3. RBC enzyme defects
- G6PD deficiency: X-linked; commonest enzyme deficiency in the world. G6PD protects RBCs from oxidative stress via the pentose phosphate pathway. Deficiency → oxidative damage → Heinz bodies (denatured Hb precipitates, seen with supravital stain) → haemolysis. Triggered by: oxidant drugs (primaquine, dapsone, nitrofurantoin), infections, fava beans. Smear during crisis: bite cells (splenic removal of Heinz body), blister cells, polychromasia. Outside a crisis the smear may be normal.
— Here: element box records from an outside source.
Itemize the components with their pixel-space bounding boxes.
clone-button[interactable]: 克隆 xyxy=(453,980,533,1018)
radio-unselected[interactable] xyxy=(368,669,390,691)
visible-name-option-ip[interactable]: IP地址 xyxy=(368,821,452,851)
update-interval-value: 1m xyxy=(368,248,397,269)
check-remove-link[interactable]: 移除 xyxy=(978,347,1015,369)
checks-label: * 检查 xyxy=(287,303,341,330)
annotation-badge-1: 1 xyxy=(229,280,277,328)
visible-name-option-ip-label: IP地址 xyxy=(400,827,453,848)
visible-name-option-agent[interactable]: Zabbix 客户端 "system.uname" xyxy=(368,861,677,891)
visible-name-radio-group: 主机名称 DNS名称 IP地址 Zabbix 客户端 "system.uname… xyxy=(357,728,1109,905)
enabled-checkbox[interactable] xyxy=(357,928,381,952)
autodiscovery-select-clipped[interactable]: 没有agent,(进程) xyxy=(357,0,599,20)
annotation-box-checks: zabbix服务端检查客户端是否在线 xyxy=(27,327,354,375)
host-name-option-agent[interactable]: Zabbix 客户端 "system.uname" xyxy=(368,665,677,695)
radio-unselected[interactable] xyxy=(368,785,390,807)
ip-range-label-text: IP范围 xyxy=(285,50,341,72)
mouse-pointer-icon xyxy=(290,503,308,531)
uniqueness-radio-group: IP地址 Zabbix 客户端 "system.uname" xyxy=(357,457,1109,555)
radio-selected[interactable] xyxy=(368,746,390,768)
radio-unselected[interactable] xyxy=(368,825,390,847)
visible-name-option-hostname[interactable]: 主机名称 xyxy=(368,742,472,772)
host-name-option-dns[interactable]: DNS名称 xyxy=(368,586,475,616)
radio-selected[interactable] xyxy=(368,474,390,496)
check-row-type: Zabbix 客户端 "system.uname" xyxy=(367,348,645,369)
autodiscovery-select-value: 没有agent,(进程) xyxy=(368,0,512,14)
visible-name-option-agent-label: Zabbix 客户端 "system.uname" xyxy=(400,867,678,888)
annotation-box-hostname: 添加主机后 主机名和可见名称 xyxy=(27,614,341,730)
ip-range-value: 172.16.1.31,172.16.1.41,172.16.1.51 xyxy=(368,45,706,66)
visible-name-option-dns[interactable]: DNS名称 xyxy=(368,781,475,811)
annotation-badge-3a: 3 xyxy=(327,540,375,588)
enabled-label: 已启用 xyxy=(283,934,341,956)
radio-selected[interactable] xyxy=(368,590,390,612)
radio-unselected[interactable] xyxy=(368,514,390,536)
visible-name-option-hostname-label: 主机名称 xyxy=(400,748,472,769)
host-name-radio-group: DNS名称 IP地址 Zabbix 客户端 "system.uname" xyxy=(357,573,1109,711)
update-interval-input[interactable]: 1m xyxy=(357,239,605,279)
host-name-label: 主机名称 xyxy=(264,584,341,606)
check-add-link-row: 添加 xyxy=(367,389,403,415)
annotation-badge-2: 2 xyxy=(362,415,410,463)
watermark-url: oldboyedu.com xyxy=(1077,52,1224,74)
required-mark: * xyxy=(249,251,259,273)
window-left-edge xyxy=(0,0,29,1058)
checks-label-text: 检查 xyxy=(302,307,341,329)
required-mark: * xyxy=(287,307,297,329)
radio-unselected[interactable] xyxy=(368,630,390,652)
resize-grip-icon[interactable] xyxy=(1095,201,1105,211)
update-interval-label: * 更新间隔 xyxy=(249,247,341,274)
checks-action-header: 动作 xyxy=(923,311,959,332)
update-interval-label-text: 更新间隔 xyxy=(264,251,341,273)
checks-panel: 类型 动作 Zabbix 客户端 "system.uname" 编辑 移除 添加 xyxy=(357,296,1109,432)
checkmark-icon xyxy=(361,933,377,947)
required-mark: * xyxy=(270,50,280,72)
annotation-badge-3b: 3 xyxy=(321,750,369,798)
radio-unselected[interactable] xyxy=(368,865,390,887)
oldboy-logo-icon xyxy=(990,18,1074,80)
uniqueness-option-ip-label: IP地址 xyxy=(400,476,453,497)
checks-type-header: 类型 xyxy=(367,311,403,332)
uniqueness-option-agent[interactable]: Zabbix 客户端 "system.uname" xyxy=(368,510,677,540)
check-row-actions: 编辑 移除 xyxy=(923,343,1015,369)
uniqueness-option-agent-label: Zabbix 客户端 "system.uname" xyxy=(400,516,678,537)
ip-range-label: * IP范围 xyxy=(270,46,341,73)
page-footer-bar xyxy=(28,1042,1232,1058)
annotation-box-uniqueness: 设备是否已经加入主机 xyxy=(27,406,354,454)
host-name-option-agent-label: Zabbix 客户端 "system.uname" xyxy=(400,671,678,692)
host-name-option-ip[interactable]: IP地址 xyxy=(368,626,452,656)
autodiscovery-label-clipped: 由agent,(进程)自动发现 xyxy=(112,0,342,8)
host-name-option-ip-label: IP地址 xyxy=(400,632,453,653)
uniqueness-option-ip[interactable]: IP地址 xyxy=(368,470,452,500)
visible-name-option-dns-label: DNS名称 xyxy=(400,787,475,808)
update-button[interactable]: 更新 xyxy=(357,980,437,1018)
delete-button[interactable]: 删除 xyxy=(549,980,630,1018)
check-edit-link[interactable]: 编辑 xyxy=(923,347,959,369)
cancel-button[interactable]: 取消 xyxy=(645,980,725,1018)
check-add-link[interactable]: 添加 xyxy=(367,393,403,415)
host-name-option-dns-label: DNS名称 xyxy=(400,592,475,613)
- Pyruvate kinase (PK) deficiency: Autosomal recessive; most common glycolytic enzyme defect; ATP depletion → rigid RBCs → extravascular haemolysis.
CLINICAL PEARL
The G6PD Coombs trap: A patient with G6PD deficiency presenting with acute haemolysis after a drug exposure can mimic autoimmune haemolytic anaemia (AIHA) clinically. The distinguishing test is the direct Coombs (direct antiglobulin) test — positive in AIHA, negative in G6PD deficiency. Always run a Coombs before attributing unexplained haemolysis to a non-immune cause.
SELF-CHECK
A 6-year-old child from Odisha, known case of beta-thalassaemia trait, has Hb 10.5 g/dL, MCV 62 fL, serum ferritin 45 ng/mL. Her mother insists she needs iron tablets. The correct response is:
A. Prescribe iron — ferritin is marginally low
B. Iron is NOT indicated; haemoglobin electrophoresis showing elevated HbA2 confirms thalassaemia trait, not iron deficiency
C. Order bone marrow biopsy to exclude combined deficiency
D. Start iron and folate supplementation empirically
Reveal Answer
Answer: B. Iron is NOT indicated; haemoglobin electrophoresis showing elevated HbA2 confirms thalassaemia trait, not iron deficiency
Beta-thalassaemia trait causes microcytic hypochromic anaemia with a NORMAL or elevated ferritin — iron stores are intact. HbA2 >3.5 % on electrophoresis confirms the diagnosis. Iron supplementation in thalassaemia trait risks iron loading without benefit and may mask the diagnosis. This is the classic 'do not treat thal trait with iron' teaching point. Combined IDA + thal trait is possible but requires both low ferritin AND electrophoresis confirmation before giving iron.